If you’re vegan, that means you’re cutting out all animal products, including high-cholesterol meats and eggs. You’re replacing those with healthier foods, like whole grains, fruits, veggies, peas, nuts, seeds and beans, to make up the nutrients and protein you’d be getting from meat otherwise.
One study looked at the Nutrient intake and Alternate Healthy Eating Index (AHEI) across a low-fat vegan diet and an American Diabetes Association recommended diet, and found that the vegans raised their score. They increased fiber, vitamins C and K, total vitamin A activity, potassium, magnesium, folate and beta carotene.

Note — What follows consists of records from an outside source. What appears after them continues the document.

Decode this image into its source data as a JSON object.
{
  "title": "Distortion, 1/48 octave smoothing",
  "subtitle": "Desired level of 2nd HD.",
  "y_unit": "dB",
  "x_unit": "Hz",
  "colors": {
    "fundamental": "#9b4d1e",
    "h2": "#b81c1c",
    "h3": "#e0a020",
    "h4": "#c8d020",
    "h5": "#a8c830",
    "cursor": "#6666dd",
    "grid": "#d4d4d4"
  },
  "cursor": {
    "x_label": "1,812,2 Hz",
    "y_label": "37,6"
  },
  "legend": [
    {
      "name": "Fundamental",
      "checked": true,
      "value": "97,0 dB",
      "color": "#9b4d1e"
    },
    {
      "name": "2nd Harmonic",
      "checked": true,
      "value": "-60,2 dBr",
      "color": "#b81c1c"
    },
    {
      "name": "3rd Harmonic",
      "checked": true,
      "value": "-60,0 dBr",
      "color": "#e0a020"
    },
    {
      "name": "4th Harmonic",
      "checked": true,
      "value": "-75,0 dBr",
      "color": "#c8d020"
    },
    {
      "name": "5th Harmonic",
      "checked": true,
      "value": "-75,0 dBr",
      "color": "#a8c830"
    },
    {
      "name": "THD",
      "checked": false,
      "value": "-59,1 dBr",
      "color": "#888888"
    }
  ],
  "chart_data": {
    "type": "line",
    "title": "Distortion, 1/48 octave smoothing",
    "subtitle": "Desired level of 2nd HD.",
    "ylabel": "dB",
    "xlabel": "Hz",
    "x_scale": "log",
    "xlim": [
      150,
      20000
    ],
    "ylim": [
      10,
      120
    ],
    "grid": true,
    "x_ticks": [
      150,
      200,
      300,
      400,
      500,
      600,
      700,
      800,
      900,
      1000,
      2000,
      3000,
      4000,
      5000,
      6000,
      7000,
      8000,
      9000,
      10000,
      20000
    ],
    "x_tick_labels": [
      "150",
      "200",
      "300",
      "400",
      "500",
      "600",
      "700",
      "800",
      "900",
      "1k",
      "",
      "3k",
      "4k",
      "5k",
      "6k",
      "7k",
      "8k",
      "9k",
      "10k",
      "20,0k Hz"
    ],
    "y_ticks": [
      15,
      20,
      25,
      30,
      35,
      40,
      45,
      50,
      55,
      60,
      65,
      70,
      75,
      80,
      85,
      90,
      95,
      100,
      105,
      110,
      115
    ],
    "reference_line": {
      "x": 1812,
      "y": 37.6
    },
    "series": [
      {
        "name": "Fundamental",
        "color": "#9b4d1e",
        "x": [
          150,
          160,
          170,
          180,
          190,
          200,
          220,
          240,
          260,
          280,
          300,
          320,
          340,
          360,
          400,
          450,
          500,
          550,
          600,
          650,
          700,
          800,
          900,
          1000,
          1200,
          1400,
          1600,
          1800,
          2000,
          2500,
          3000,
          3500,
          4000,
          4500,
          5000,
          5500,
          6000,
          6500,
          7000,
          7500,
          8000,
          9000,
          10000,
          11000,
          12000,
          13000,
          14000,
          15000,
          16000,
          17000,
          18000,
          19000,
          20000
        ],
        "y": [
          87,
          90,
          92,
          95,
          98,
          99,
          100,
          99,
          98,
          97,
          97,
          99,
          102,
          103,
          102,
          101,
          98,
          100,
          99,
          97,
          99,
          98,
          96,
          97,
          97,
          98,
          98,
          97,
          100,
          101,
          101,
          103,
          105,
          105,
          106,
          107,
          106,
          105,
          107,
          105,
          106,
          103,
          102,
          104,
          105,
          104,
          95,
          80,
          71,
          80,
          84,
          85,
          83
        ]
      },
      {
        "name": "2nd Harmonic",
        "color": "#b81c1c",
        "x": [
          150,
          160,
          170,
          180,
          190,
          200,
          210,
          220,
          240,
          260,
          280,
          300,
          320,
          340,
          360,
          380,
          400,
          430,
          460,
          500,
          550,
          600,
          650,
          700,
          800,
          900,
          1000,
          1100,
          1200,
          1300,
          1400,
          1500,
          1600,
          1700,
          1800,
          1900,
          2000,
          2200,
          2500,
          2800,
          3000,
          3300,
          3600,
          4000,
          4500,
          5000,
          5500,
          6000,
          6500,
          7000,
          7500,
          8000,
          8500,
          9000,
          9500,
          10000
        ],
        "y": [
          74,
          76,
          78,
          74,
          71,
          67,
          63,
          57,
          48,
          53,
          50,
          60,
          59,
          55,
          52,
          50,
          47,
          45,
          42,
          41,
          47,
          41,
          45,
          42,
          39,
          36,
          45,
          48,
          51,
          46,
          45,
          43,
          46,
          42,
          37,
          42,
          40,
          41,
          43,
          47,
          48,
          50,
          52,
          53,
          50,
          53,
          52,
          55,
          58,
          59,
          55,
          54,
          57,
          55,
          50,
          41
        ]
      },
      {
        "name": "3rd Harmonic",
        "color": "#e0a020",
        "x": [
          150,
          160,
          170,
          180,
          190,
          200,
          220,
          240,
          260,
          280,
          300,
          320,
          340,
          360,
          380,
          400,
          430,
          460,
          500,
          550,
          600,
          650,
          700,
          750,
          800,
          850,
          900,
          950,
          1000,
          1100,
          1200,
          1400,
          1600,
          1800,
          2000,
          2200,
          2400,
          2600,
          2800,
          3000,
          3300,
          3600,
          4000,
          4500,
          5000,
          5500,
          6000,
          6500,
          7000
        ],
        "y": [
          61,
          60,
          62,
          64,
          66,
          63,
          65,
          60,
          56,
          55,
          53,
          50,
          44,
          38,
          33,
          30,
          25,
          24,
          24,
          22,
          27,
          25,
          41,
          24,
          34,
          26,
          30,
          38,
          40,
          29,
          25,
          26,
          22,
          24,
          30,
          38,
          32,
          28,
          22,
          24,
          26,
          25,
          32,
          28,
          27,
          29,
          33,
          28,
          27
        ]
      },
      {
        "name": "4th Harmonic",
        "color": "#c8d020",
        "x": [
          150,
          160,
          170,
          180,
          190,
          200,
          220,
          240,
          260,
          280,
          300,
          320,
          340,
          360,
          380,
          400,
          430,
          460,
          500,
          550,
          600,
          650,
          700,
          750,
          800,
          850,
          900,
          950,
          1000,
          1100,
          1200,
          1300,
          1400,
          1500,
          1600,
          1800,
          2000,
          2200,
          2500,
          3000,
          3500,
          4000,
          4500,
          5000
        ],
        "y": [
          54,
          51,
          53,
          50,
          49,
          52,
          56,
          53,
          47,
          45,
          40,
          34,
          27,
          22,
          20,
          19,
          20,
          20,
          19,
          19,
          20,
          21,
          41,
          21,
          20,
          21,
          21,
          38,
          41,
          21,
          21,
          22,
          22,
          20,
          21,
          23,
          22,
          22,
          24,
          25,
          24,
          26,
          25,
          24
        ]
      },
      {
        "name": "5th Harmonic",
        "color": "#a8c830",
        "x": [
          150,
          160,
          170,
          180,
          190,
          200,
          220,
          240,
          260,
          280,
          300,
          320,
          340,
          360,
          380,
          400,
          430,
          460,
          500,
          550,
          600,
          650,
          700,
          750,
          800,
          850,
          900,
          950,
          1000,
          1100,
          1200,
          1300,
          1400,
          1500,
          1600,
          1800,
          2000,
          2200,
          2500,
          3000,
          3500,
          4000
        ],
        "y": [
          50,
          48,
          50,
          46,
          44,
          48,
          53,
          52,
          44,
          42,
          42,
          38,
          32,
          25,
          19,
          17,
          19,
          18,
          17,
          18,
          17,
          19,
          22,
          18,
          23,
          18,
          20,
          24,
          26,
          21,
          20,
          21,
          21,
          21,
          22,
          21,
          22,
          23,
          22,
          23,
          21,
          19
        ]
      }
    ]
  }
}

However, they also reduced their intake of B-12, calcium and vitamin D, right along with fat, cholesterol and sodium. There’s no denying that eating vegan is a balancing act that will require careful supervision of B-12, calcium, iron, vitamin D and omega-3 fatty acid intake, to name a few nutrients, but overall it leads to a healthier lifestyle. Vegans have less risk of heart disease and cancer, according to one study. Vegan diets also lead to greater fat loss when trying to lose weight.
One of the most impactful ways to help the environment is to cut animal products out of your diet. Meat takes a huge amount of land, water and plant foods to produce, so it’s the easiest way to reduce your carbon footprint. It’s been in the news for awhile that cutting beef alone can reduce your carbon footprint more than driving a car.
In addition to carbon issues, there’s the fact that swathes of land are cleared out to let cattle graze, meaning a greater risk of land erosion and the loss of natural habitats for wildlife.
Another great reason to go vegan is because of animal rights. Many people swear off of meat after they see the deplorable conditions that animals raised for meat are kept in. You might be one of them. From hens kept in cramped battery cages to sick animals being neglected, all of these are realities of the modern day factory farms.
And while getting free range and organic meat is an option, the ASPCA estimates that more than 99% of farm animals in the U.S. are raised in factory farms. Plus, there’s the ethical issue of killing just to get nutrients that can be sourced from supplements and/or plant-based products.
So next time someone is telling you being vegan is dumb, or you’re doubting the lifestyle yourself, just remember these vegan diet benefits: health benefits, the reduced environmental impact and that being vegan means a more cruelty-free existence.